Contrary to what the comrades of the SWP believe, a strict definition is not an obstacle but a weapon for a bold policy of regroupment, without preconceived judgments and vetos. We may have differing estimations and predictions about organisations such as Lutte Ouvrière and the OCI. But as far as we are concerned, as long as these organisations have not broken with certain programmatic bases, there is no reason to write them off and draw a subjective dividing line between a ‘living extreme left’ and an ‘ossified extreme left’. We address ourselves to everyone on the basis of current tasks in the class struggle, on the basis of a programmatic discussion, and on the basis of an organisational structure governed by democratic centralism in order to consider the possibilities of a joint organisation. The recent fusion with a tendency representing about half the OCT seems to us to be a good example of such a procedure.

Likewise the SWP’s rejection of the possibility of building factions within the reformist parties or their youth sections seems also to be consistent both with their analysis of the conjuncture and with their subjective definition of the revolutionary left. If we are coming up to important developments in the class struggle, we must deduce that the process of differentiation will get deeper within the mass reformist parties, without necessarily being expressed by a direct strengthening of the vanguard organisations. Centrist currents may emerge within the framework of the great reformist parties, as was always the case in the past, in Germany in 1918-23, in France and Spain in the thirties. Likewise oppositional tendencies will grow up in the unions. Not to respond to such phenomena is in effect to resign oneself to a linear construction of the party through the recruitment of individuals, instead of preparing for the dialectical developments of the class struggle.
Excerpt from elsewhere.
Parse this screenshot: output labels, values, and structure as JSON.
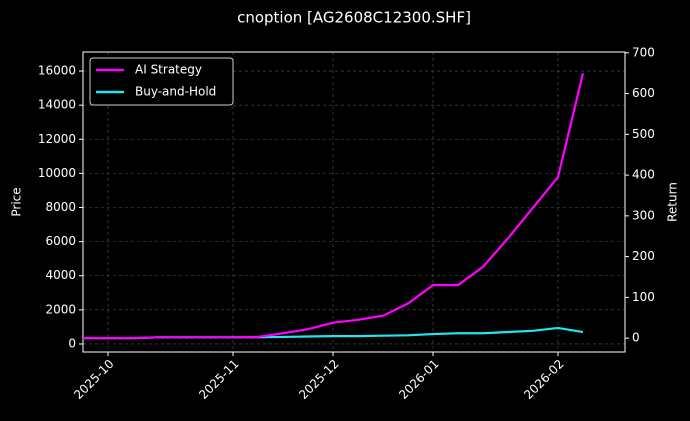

For us an active policy of regroupment and the perspective of building factions in the reformist parties are two aspects of the same approach and result from an analysis of the period. If we don’t consider the coming years as a period of downturn, but as one in which the class struggle will intensify, if we are certain that the question of revolutionary leadership will now be more decisive than ever, if we are convinced that the speed and direction of the tendencies to radicalisation in the working class will not be independent of the existence of a significant organised revolutionary force, then we must take these complementary tasks seriously, approach the question of regroupment in a non-sectarian manner, being willing to leave aside tactical questions that are not incompatible within the framework of a single organisation, in order to reach an agreement on essential programmatic questions which will define the shape and viability of a revolutionary organisation.